Dice Pool
A dice pool is when you are rolling a different number of dice for each situation. Usually the # of dice depends on one or more properties of the actor. The classic example is adding Dexterity of 3 to Pistols Skill of 2 to roll 5 dice.
Determining success or failure is usually done in one of three ways:
- Additive Sum the values of all the dice rolled. Used in Shadowrun, West End Games's Star Wars D6. White Wolf's Trinity and Exalted also use this system, where any die showing less than 7 counts as "0", 7-9 counts as "1" and 10 counts as "2." Some games come with special dice that have a 'success' colour on some sides with the others blank.
- Target Number The GM sets a number for the difficulty of the circumstance; any dice rolled below that number count as "0", any dice above that count as "1". This method is used for White Wolf Games's older Storyteller system. It's often criticized because few people (game designers notwithstanding) understand when it's appropriate to modify the number of dice or to modify the difficulty number.
- Highest Die Only use the highest value showing on the dice rolled. In contests, compare each actor's highest die, and in case of ties compare their 2nd highest dice, then third, and so on, with absent dice as automatic losses. This system is used in Dream Pod 9's Heavy Gear, Task Force Games's Prime Directive, and Donjon.

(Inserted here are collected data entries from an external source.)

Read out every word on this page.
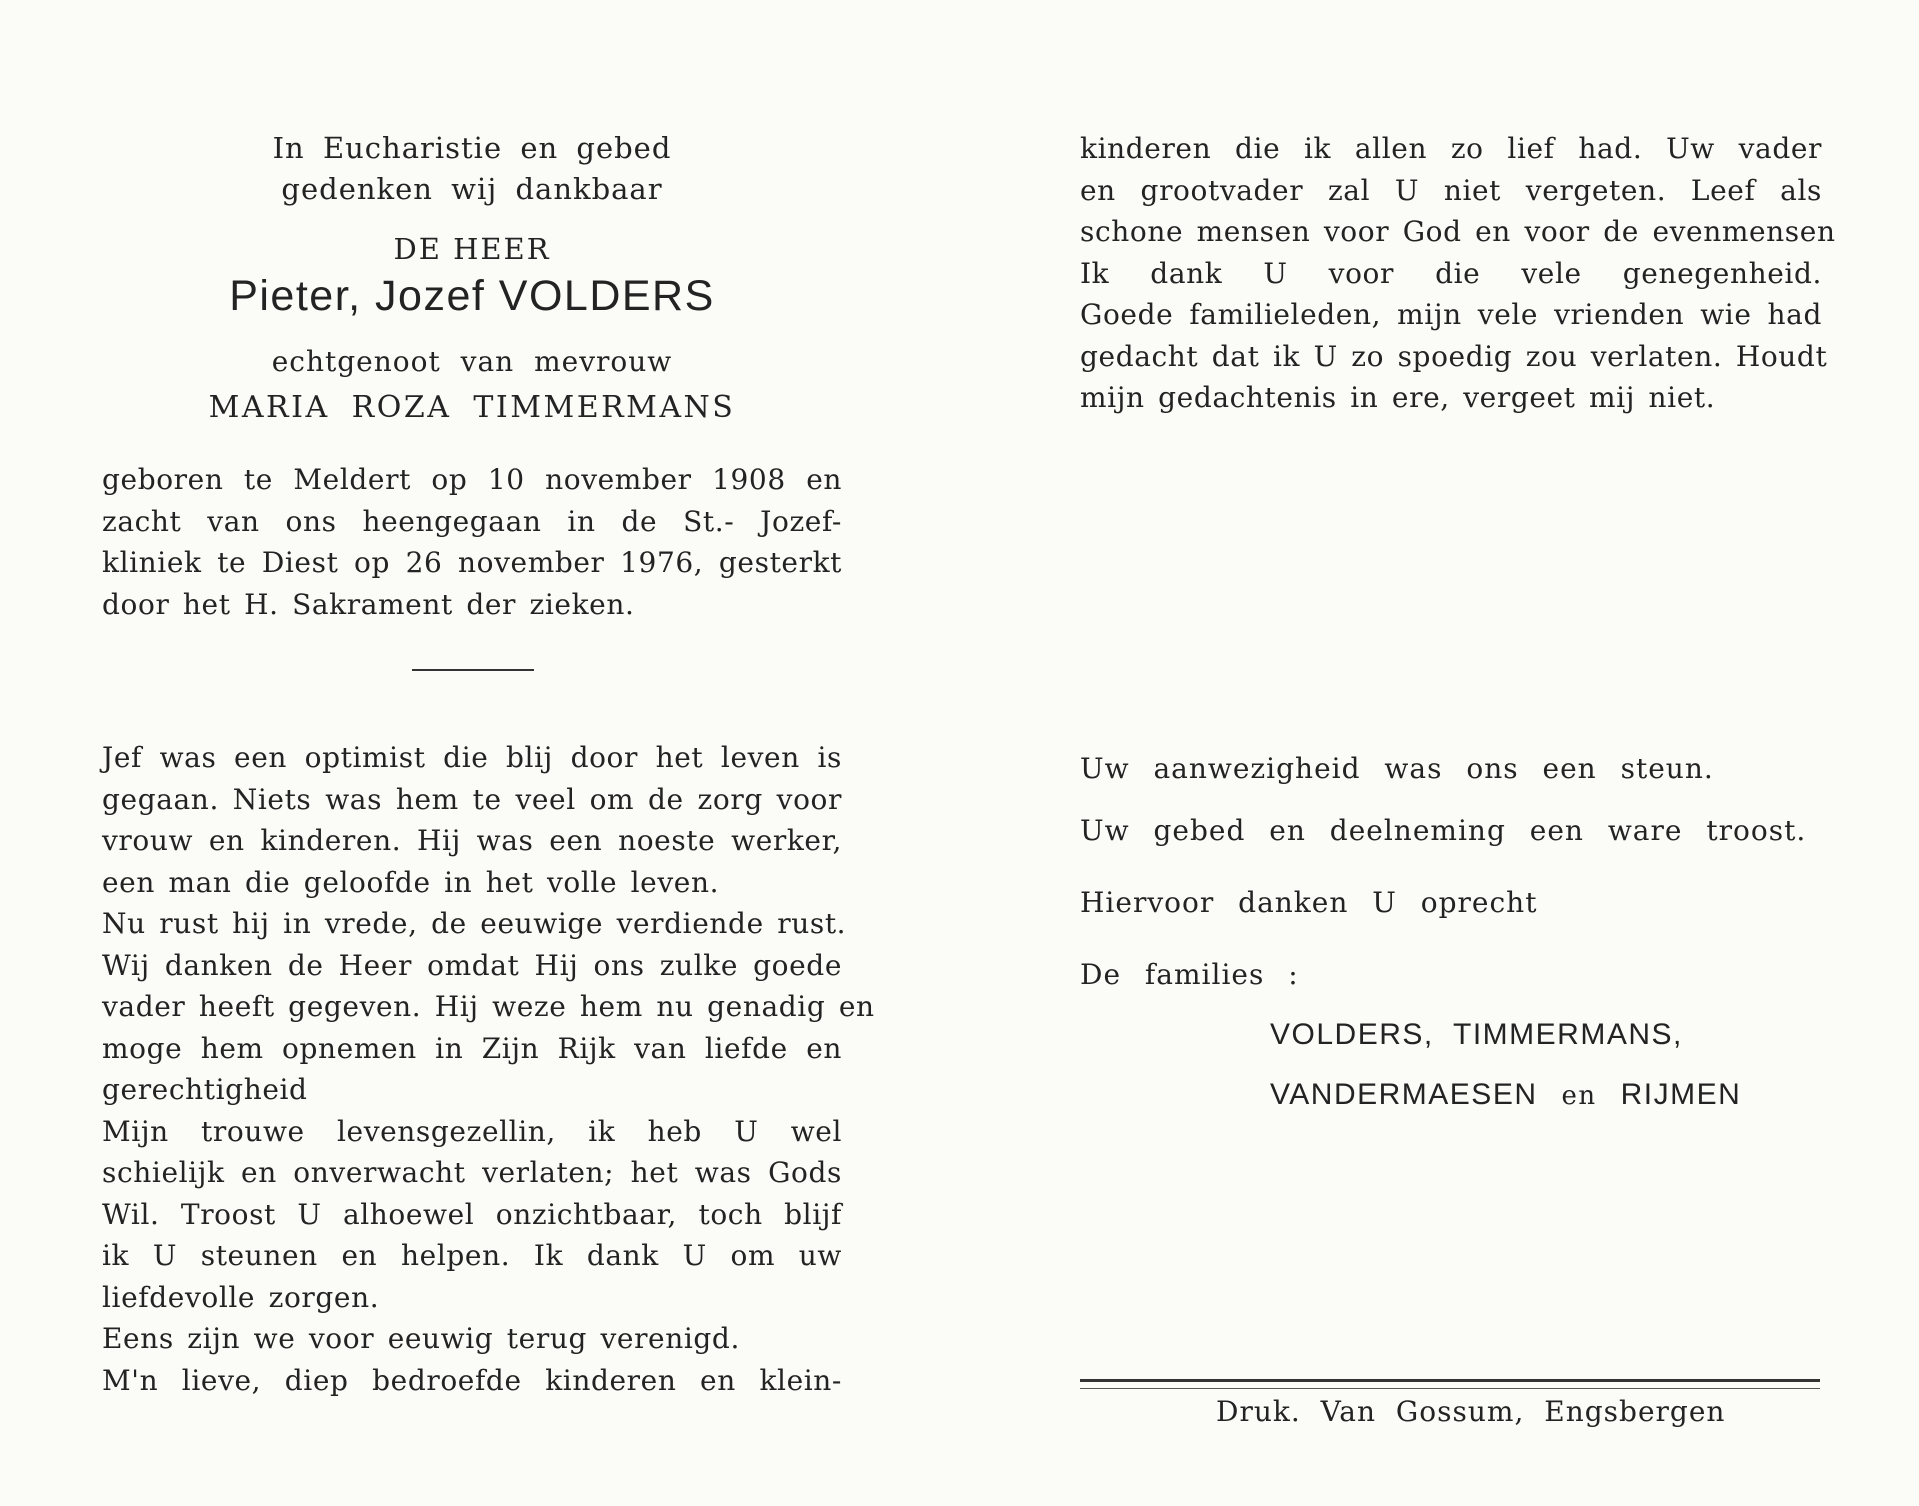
In Eucharistie en gebed
gedenken wij dankbaar
DE HEER
Pieter, Jozef VOLDERS
echtgenoot van mevrouw
MARIA ROZA TIMMERMANS
geboren te Meldert op 10 november 1908 en
zacht van ons heengegaan in de St.- Jozef-
kliniek te Diest op 26 november 1976, gesterkt
door het H. Sakrament der zieken.
Jef was een optimist die blij door het leven is
gegaan. Niets was hem te veel om de zorg voor
vrouw en kinderen. Hij was een noeste werker,
een man die geloofde in het volle leven.
Nu rust hij in vrede, de eeuwige verdiende rust.
Wij danken de Heer omdat Hij ons zulke goede
vader heeft gegeven. Hij weze hem nu genadig en
moge hem opnemen in Zijn Rijk van liefde en
gerechtigheid
Mijn trouwe levensgezellin, ik heb U wel
schielijk en onverwacht verlaten; het was Gods
Wil. Troost U alhoewel onzichtbaar, toch blijf
ik U steunen en helpen. Ik dank U om uw
liefdevolle zorgen.
Eens zijn we voor eeuwig terug verenigd.
M'n lieve, diep bedroefde kinderen en klein-
kinderen die ik allen zo lief had. Uw vader
en grootvader zal U niet vergeten. Leef als
schone mensen voor God en voor de evenmensen
Ik dank U voor die vele genegenheid.
Goede familieleden, mijn vele vrienden wie had
gedacht dat ik U zo spoedig zou verlaten. Houdt
mijn gedachtenis in ere, vergeet mij niet.
Uw aanwezigheid was ons een steun.
Uw gebed en deelneming een ware troost.
Hiervoor danken U oprecht
De families :
VOLDERS, TIMMERMANS,
VANDERMAESEN en RIJMEN
Druk. Van Gossum, Engsbergen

When two opponents are using dice of the same size, with pools of the same size, the odds are always 50/50.
One Roll Engine uses something really weird, and has it's own page.
CthulhuTech uses something weirder still.
Not to be confused with the quantity of dice Ork players need.
Common variants are:
- exploding dice that show the highest value.
- dice showing their lowest face are counted as a negative value.
- dice showing their lowest face, in the absence of any successes, shows a critical failure.
- changing the size of the dice for actors that are superior/inferior to each other.
- being able to set one or more dice to a desired facing before or after rolling, usually to represent automatic successes granted by supernatural ability.
Examples
- Shadowrun is considered by some to be the granddaddy of dice-pool RPGs, and uses d6. Older editions used Target Number; 4th ed uses a simple Additive pool (1-4 = 0; 5-6 = 1).
- Inquisitor If a player was trying to perform a dangerous action as part of his turn (all actions had to be declared before the player checked to see how many were successful) he was obliged to then roll less 1's than 6's otherwise he would fumble the action, often with humorous results (guns exploding, premature detonation, setting off alarms or falling to their death were common fates for characters who failed.)
- World of Darkness uses d10 and variable target numbers and exploding 10s.
- Exalted uses Additive d10s with '7' as the target number (1-6 = 0; 7-9 = 1; 10 = 2).
- Donjon uses Highest Die d20s.
- Don't Rest Your Head uses additive to determine success and at the same time highest die to determine the quality of the success (failure always has the same quality -- PAIN).
- FUDGE/FATE uses additive with their own weird dice. A typical roll of "4dF" is exactly the same as "4d3 - 8".
Math
Additive
It's all bell-curves, just like classic 3d6. Here's the numbers for counting successes on d10s needing 7s (Exalted), and d6s needing 5s (Shadowrun 4e). Both systems use crit failures: in Exalted, if you roll more 1s than successes, and with Shadowrun it's when half or more of the dice are showing 1s and you have no successes. What's a bit messed up with the Exalted-style crit failures is how the more dice you have, because you're more of an expert, the better chance that what few failures you have will be a colossal fuck-ups even with simple tasks. Shadowrun 4e is also weird because you have a greater chance of glitching if you are using an even number of dice.